It was the type of theft that had made the job unusual. On her way to take the initial report Kelly had been in two minds about whether it should have been reported as a theft at all, but Cathy had been insistent the keys hadn’t been lost.
‘I keep them in a separate compartment in my bag,’ she had told Kelly. ‘They couldn’t have fallen out.’ The pocket was on the outside of a rucksack-style handbag; a zip and a leather buckle stopping them from falling out. Both had been undone.
CCTV footage had showed Cathy entering the Underground at Shepherd’s Bush, the buckle on her rucksack pocket apparently securely fastened. By the time she left the station at Epping, the strap hung loose, the pocket gaping slightly open.
As jobs went, it was a straightforward one. Cathy was the perfect witness: she always took the same route home from work, even choosing the same carriage on the Central line and sitting – where possible – in the same seat. If only everyone was so predictable, Kelly remembered thinking, it would make her job so much easier. She had picked up Cathy on the CCTV footage within minutes of looking for her, but it wasn’t one of their core nominals moving in on her. The biggest offenders on the Underground right now were the Curtis kids, but they wanted wallets and iPhones, not keys.
Sure enough, when Kelly seized the footage from the train Cathy had been on at the time of the theft, she almost missed the culprit altogether.

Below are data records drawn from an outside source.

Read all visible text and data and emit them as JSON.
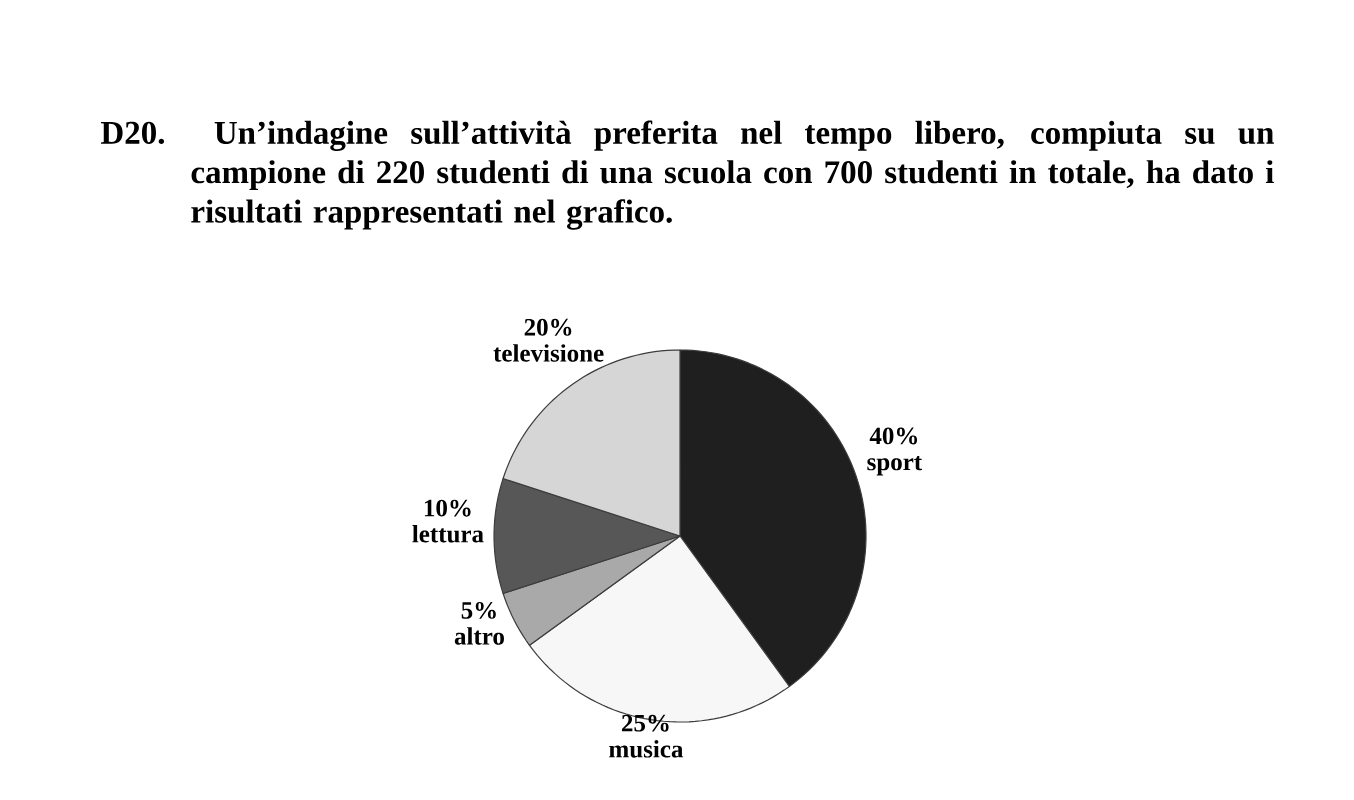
{
  "chart_data": {
    "type": "pie",
    "title": "D20. Un’indagine sull’attività preferita nel tempo libero, compiuta su un campione di 220 studenti di una scuola con 700 studenti in totale, ha dato i risultati rappresentati nel grafico.",
    "categories": [
      "sport",
      "musica",
      "altro",
      "lettura",
      "televisione"
    ],
    "values": [
      40,
      25,
      5,
      10,
      20
    ],
    "colors": [
      "#1f1f1f",
      "#f7f7f7",
      "#a9a9a9",
      "#575757",
      "#d6d6d6"
    ],
    "value_labels": [
      "40%",
      "25%",
      "5%",
      "10%",
      "20%"
    ]
  }
}
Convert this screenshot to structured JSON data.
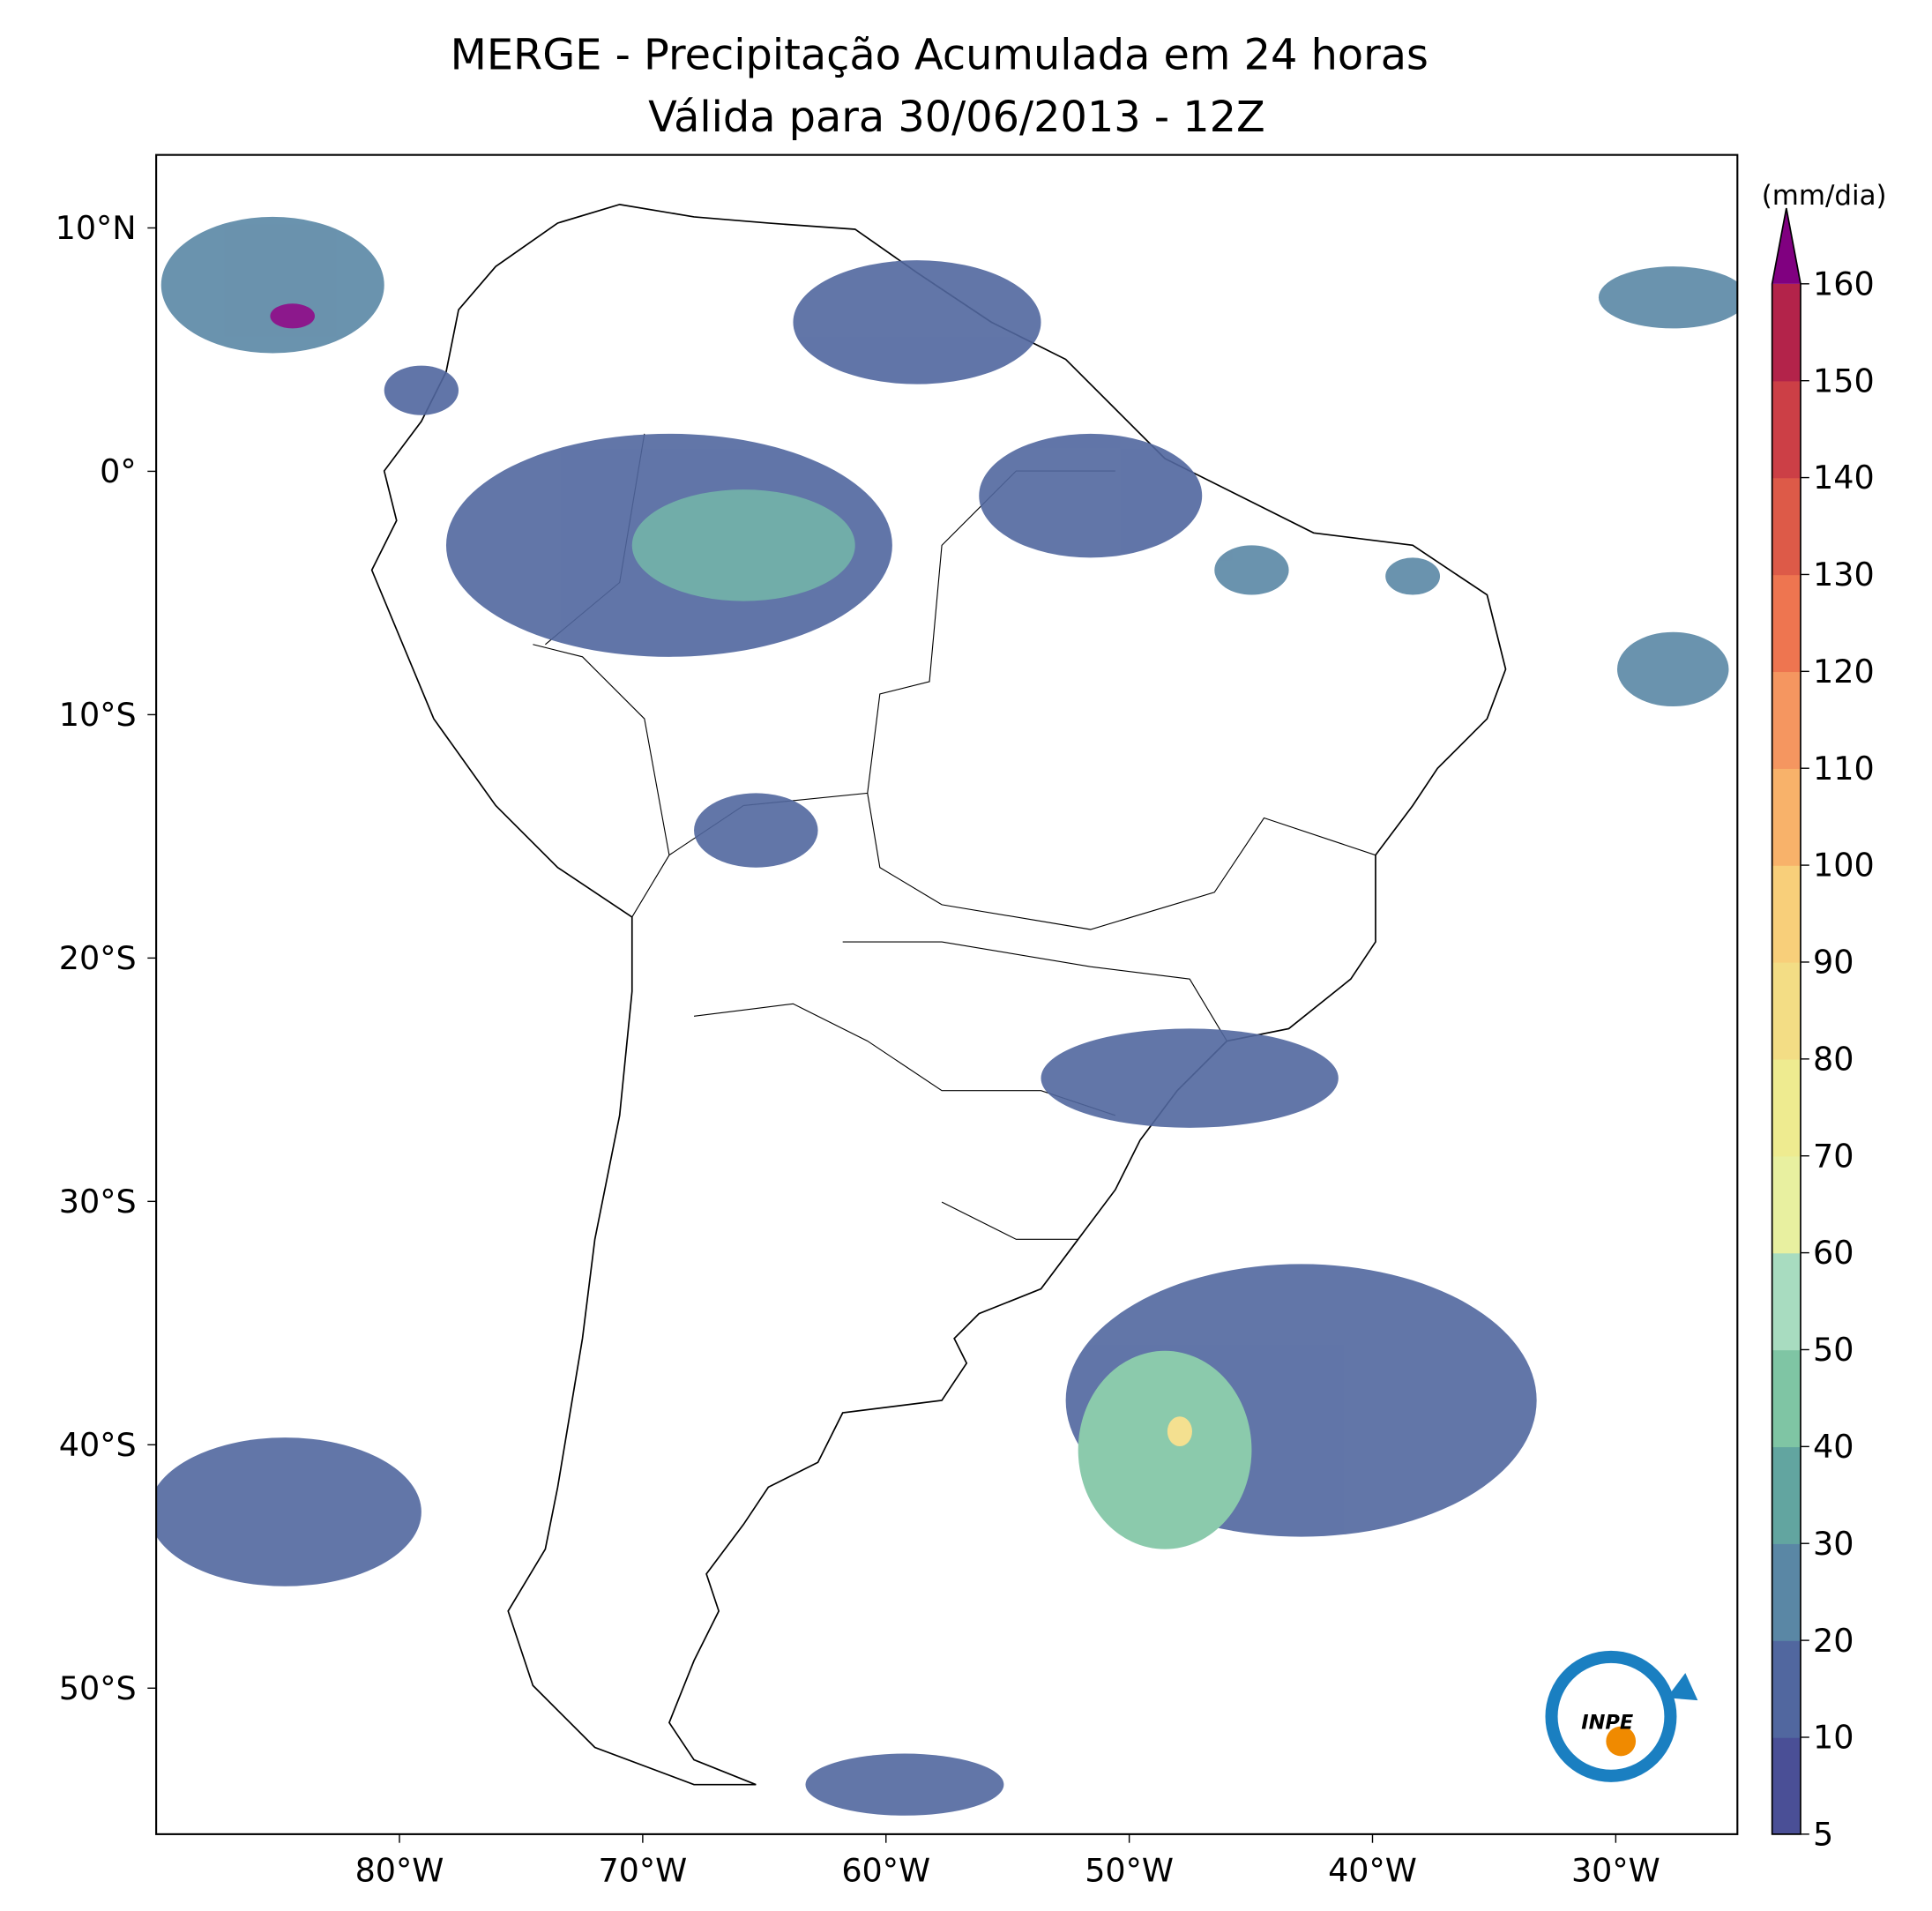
{
  "chart_data": {
    "type": "map",
    "title": "MERGE - Precipitação Acumulada em 24 horas",
    "subtitle": "Válida para 30/06/2013 - 12Z",
    "xlim": [
      -90,
      -25
    ],
    "ylim": [
      -56,
      13
    ],
    "xticks": [
      {
        "value": -80,
        "label": "80°W"
      },
      {
        "value": -70,
        "label": "70°W"
      },
      {
        "value": -60,
        "label": "60°W"
      },
      {
        "value": -50,
        "label": "50°W"
      },
      {
        "value": -40,
        "label": "40°W"
      },
      {
        "value": -30,
        "label": "30°W"
      }
    ],
    "yticks": [
      {
        "value": 10,
        "label": "10°N"
      },
      {
        "value": 0,
        "label": "0°"
      },
      {
        "value": -10,
        "label": "10°S"
      },
      {
        "value": -20,
        "label": "20°S"
      },
      {
        "value": -30,
        "label": "30°S"
      },
      {
        "value": -40,
        "label": "40°S"
      },
      {
        "value": -50,
        "label": "50°S"
      }
    ],
    "colorbar": {
      "label": "(mm/dia)",
      "ticks": [
        5,
        10,
        20,
        30,
        40,
        50,
        60,
        70,
        80,
        90,
        100,
        110,
        120,
        130,
        140,
        150,
        160
      ],
      "colors": [
        "#4a4f96",
        "#51679f",
        "#5a87a5",
        "#62a5a0",
        "#7fc5a4",
        "#a8dcc0",
        "#e8f0a0",
        "#eeeb90",
        "#f3dd85",
        "#f8cf7a",
        "#f8b26a",
        "#f59660",
        "#ee7550",
        "#dd5a48",
        "#cc3f46",
        "#b3234a"
      ],
      "extend_color": "#800080"
    }
  },
  "logo": {
    "text": "INPE"
  }
}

Cathy had been asleep, leaning against the wall of the carriage with her legs crossed and her arms folded protectively around her bag. Kelly had been so busy scanning the carriage for lads in hoodies; for pairs of women with headscarves and babies in arms, that she had barely noticed the man standing close to Cathy’s legs. He certainly didn’t fit the profile of someone running with the usual pickpocketing crowd. Tall, and well dressed, with a grey scarf wound twice around his neck, then pulled up over his ears and the lower part of his face, as though he were still outdoors, battling the elements. He had his back to the camera; his face turned resolutely to the floor. In one swift movement he bent down, leaned towards Cathy Tanning, then stood up; his right hand disappearing into his pocket too fast for Kelly to see what was held in it.
Had he thought there might be a purse in that outer pocket? Or a phone? A lucky dip, turning to disappointment, when he realised all he had was a bunch of keys? Taking them anyway, because returning them was a pointless risk; dumping them in a bin on his way home.
Kelly had spent her last day on the Dip Squad trying to track Cathy’s thief through the Underground, obtaining a still of such low resolution there was no point even circulating it. He was Asian, that’s all she could be certain of, and around six feet tall. The CCTV cameras were colour, and the quality was impressive – you could almost imagine you were watching news footage of commuters on the Underground – but that didn’t guarantee a positive ID. The cameras needed to be pointing in the right direction; be positioned just right for a full frontal image capture. Too often – as in this case – the offence happened on the periphery of the camera range. Zooming in for a better view meant a gradual pixellation of the image, until the all-important details blurred into a homogenous figure you didn’t stand a hope in hell of getting an ident on.
‘Did you witness the theft?’ Kelly asked, pulling her attention back to Zoe Walker. Surely she would have come forward sooner if she’d actually seen the offence take place. It occurred to her perhaps Mrs Walker had found the missing keys; that they could send them for forensics.
‘I’ve got some information for you,’ Zoe Walker said. She spoke formally, in an abrupt tone that bordered on rudeness, but there was an uncertainty beneath it which suggested nerves.
Kelly spoke gently. ‘Go on.’
The sergeant appeared, tapping his watch. Kelly pointed to her phone; mouthed Give me a minute.
‘The victim. Cathy Tanning. Her photograph was in an advert in the classifieds section of the London Gazette, right before her keys were stolen.’
Whatever Kelly had expected from Zoe Walker, it wasn’t that.
She sat down. ‘What sort of advert?’
‘I’m not really sure. It’s on a page with other adverts, for things like chatlines and escorts. And on Friday I saw the same advert, except I think it had a photo of me.’
‘You think?’ Kelly couldn’t stop a note of scepticism creeping into her voice. She heard Zoe Walker hesitate.